Seller’s attorney on the other hand, follows the comprehensive approach and sees the applicability of other sections under Article 2 which might shed light.*   For example, was there any disclaimer of warranties?  As you will see, disclaimers of warranties can be disclaimed by trade usage, course of performance and course of dealing.  They need not be in writing.  Are there documents, trade information, or conversations between the parties which can help seller? Section 2-202 creates channels for the introduction of certain types of evidence if done in a manner consistent with the section.  
If buyer claims rejection, was timely notice given by the buyer under Section 2-602; if timely, did it satisfy the particularity requirement of Section 2-605.  If the rejection is not effective, then the product has been accepted per Section 2-606(1)(b).  If goods are accepted, and defects claimed, there are notice requirements for the buyer once again per Section 2-607.The failure to give proper and timely notice can result in a dismissal of the case.  There is great leverage in these sections.  If the goods were shipped, were they damaged in transit? What were the shipping terms? If it was an F.O.B. shipment contract, and proper shipping and notice were done, the risk of loss would pass to the buyer at the time of shipment?  Is there an exclusive remedy under Section 2-719?
At this point, the plaintiff buyer is no longer controlling the playing field.  His or her goal is to keep the case within Section 2-314.  You are now in control of where the case goes, because you have created a new playing field.
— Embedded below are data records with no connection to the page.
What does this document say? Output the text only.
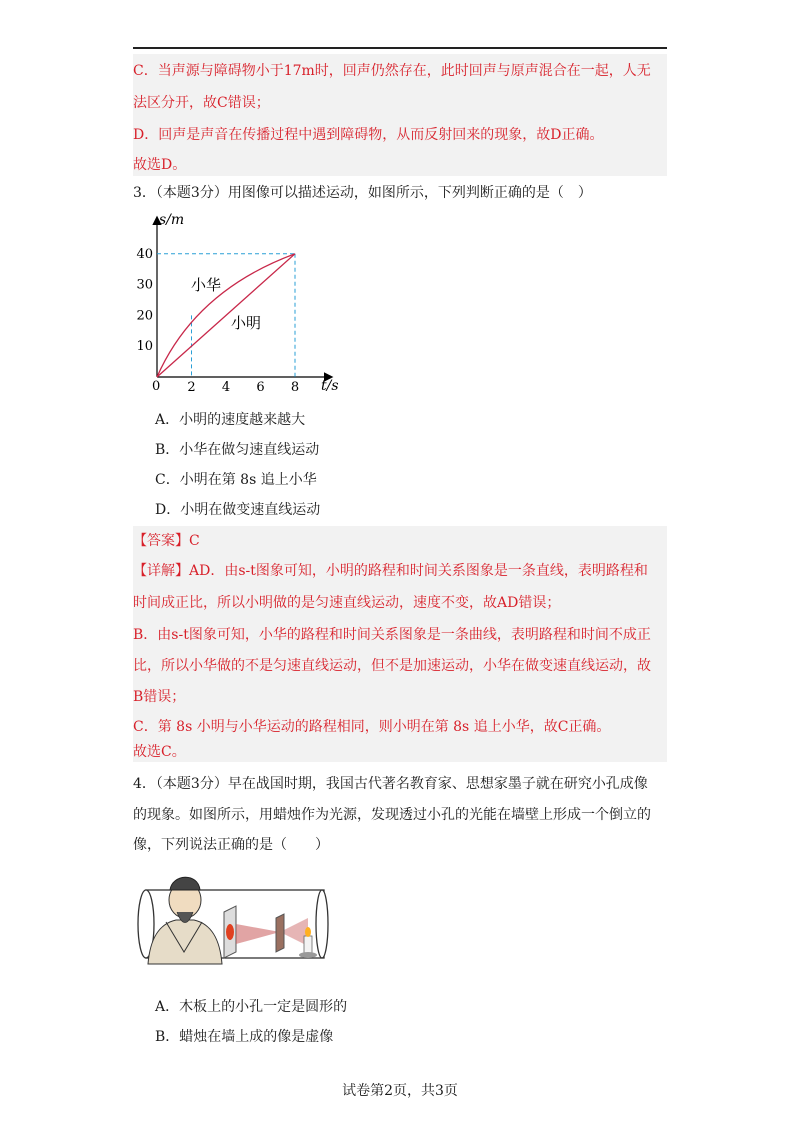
C．当声源与障碍物小于17m时，回声仍然存在，此时回声与原声混合在一起，人无
法区分开，故C错误；
D．回声是声音在传播过程中遇到障碍物，从而反射回来的现象，故D正确。
故选D。
3．（本题3分）用图像可以描述运动，如图所示，下列判断正确的是（　）
10
20
30
40
2 4 6 8
s/m
t/s
0
小华
小明
A．小明的速度越来越大
B．小华在做匀速直线运动
C．小明在第 8s 追上小华
D．小明在做变速直线运动
【答案】C
【详解】AD．由s-t图象可知，小明的路程和时间关系图象是一条直线，表明路程和
时间成正比，所以小明做的是匀速直线运动，速度不变，故AD错误；
B．由s-t图象可知，小华的路程和时间关系图象是一条曲线，表明路程和时间不成正
比，所以小华做的不是匀速直线运动，但不是加速运动，小华在做变速直线运动，故
B错误；
C．第 8s 小明与小华运动的路程相同，则小明在第 8s 追上小华，故C正确。
故选C。
4．（本题3分）早在战国时期，我国古代著名教育家、思想家墨子就在研究小孔成像
的现象。如图所示，用蜡烛作为光源，发现透过小孔的光能在墙壁上形成一个倒立的
像，下列说法正确的是（　　）
A．木板上的小孔一定是圆形的
B．蜡烛在墙上成的像是虚像
试卷第2页，共3页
The other side must now respond to your points of law, and each time a challenging response is required, you are moving toward a successful resolution of the case.  This is all done in good faith, and with the skill of someone who understands the meaning of the text of the Code and how to apply it consistent with your professional responsibility to represent your client at the highest possible level.
The foregoing illustration occurs in the litigation context.  The facts have already been fixed and the damage done.  In the drafting context however, you are predicting what might go wrong and to eliminate as much risk as possible.  You are looking for anything in applicable Code sections which impacts your client’s position.  I think drafting is the most intellectually challenging component of law, for you are attempting to imagine the totality of what will and might happen in a dynamic commercial setting, and how to establish protection for your client.  Unquestionably, for this endeavor you need to look at the whole Code.
* As you will see, Article 1 can have an enormous impact on any contract under the Code.  For now, I am using Article 2 to illustrate the potential impact of the comprehensive approach within a substantive Article.  Also, the sections being cited in connection with the example are illustrative.  There are many other sections activated by the facts.